Pasung - I haven't heard that word in a long time. I forgot when was the last time I heard that word on the news in the country. What is the latest news regarding the pasung case in my country, after 74 years of its independence?

Pasung is a form of punishment using wood to tie their feet and hands (KBBI, 2019). This method is mostly done in my country, Indonesia, to tie up people with mental disorders so that they do not hurt themselves or other people. However, pasung does not only occur in a family environment, it also does in institutions (Human Right Watch, 2016).

A few years ago, news about pasung done to people with mental disorders were widely published on television and in print media. The news shows how people with mental disorders are not handled well. In 2014, Indonesia had brought pasung-free discourse by reviewing the Minister of Home Affairs Letter PEM.29/6/15 of 1977. However, unfortunately the discourse has not been successful - seeing that the number of people with mental disorders who have suffered pasung in 2013 was 14,3% (57,000 people), this discourse was postponed to make Indonesia pasung-free in 2019 (Lestari & Wardhani, 2014).

News on pasung have become difficult to find lately.
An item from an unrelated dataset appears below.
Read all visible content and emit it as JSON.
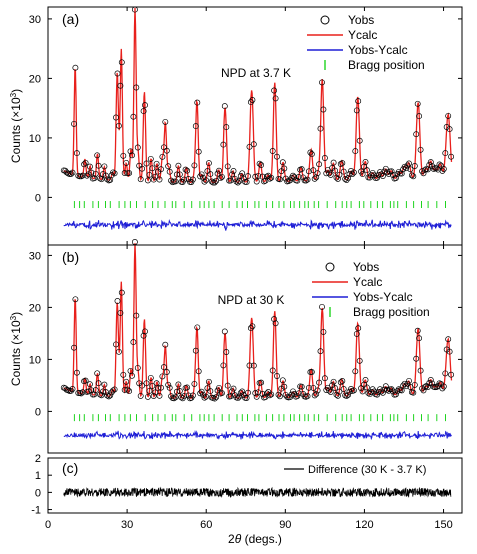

I don't know whether it is a lack of information or that my Indonesia finally has been able to free its people from the threat of pasung this year.
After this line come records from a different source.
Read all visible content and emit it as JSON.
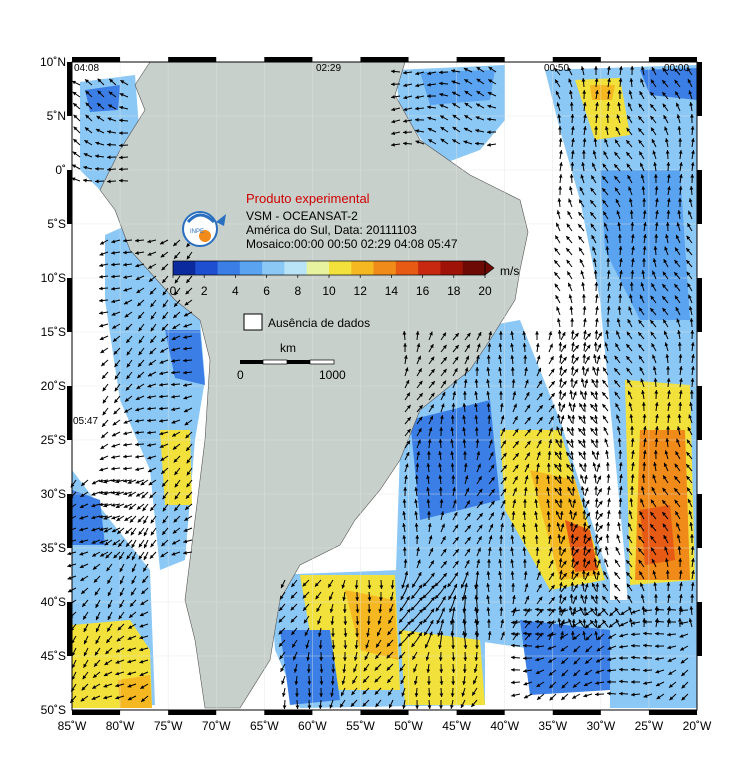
{
  "header": {
    "title": "Produto experimental",
    "line1": "VSM - OCEANSAT-2",
    "line2": "América do Sul, Data: 20111103",
    "line3": "Mosaico:00:00 00:50 02:29 04:08 05:47",
    "logo_text": "INPE"
  },
  "colorbar": {
    "unit": "m/s",
    "ticks": [
      "0",
      "2",
      "4",
      "6",
      "8",
      "10",
      "12",
      "14",
      "16",
      "18",
      "20"
    ],
    "colors": [
      "#0a2a9e",
      "#1f4fd1",
      "#3b7fe6",
      "#5aa3f0",
      "#8cc8f5",
      "#b9e4f7",
      "#e8f3a0",
      "#f2e13a",
      "#f6b820",
      "#f08a18",
      "#e65a14",
      "#c82810",
      "#9e1208",
      "#6e0a05"
    ]
  },
  "legend": {
    "no_data": "Ausência de dados"
  },
  "scale": {
    "unit": "km",
    "min": "0",
    "max": "1000"
  },
  "axes": {
    "lat_labels": [
      "10˚N",
      "5˚N",
      "0˚",
      "5˚S",
      "10˚S",
      "15˚S",
      "20˚S",
      "25˚S",
      "30˚S",
      "35˚S",
      "40˚S",
      "45˚S",
      "50˚S"
    ],
    "lon_labels": [
      "85˚W",
      "80˚W",
      "75˚W",
      "70˚W",
      "65˚W",
      "60˚W",
      "55˚W",
      "50˚W",
      "45˚W",
      "40˚W",
      "35˚W",
      "30˚W",
      "25˚W",
      "20˚W"
    ]
  },
  "swath_times": [
    "04:08",
    "02:29",
    "00:50",
    "00:00",
    "05:47"
  ],
  "colors": {
    "land": "#c8d0cc",
    "ocean_bg": "#ffffff",
    "arrow": "#000000"
  }
}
“Pasung tends to worsen the patient's psychology. The solution is acceptance, treatment, and the desire to heal the patient.”

The latest news I can find is dated back in 2018. The news typically show that pasung does not alleviate and resolve mental disorders, but rather, it does the opposite. Pasung tends to worsen the patient's psychology. The solution is acceptance, treatment, and the desire to heal the patient. Also, post-pasung treatment for sufferers is one of the most important solutions.
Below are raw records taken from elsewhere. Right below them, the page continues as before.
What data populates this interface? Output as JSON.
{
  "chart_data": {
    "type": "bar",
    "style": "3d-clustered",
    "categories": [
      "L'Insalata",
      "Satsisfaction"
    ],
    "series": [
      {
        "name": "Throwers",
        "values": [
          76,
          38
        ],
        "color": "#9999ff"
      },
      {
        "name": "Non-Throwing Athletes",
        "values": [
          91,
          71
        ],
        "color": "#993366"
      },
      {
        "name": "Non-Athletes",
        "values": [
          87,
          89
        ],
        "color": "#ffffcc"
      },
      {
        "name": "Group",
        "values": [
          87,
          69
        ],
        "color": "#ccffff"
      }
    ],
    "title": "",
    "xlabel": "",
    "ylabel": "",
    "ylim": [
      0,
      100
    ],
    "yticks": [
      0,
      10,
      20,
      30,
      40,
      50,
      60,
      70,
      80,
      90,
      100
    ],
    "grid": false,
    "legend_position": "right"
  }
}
I really don't know much. When I found out that some of the country's children with amazing achievements had been victims of poverty due to ignorance in dealing with the disease, I was shocked. Who would have thought?

Some cases of pasung victims in Indonesia who are able to achieve extraordinary achievements, are concrete examples that pasung is not the right way to deal with mental illness. Pasung was once the past for Anto Sugianto, who was diagnosed with severe depression, causing him to be sent to the mental clinic when he tried to leave home. Pasung worsened his condition. His great desire to live a normal life again managed to get Anto out of his depression, and now he works as an English teacher with great achievements (Sabandar, 2016). His illness was no hindrance in reaching his goals.

I realize that after 74 years of independence, there are still many children of Indonesia yet to be independent, who are still shackled by the diagnosis of their illnesses and left behind from the desire to be humanized like humans in general. Pasung is not the solution, nor is it the answer.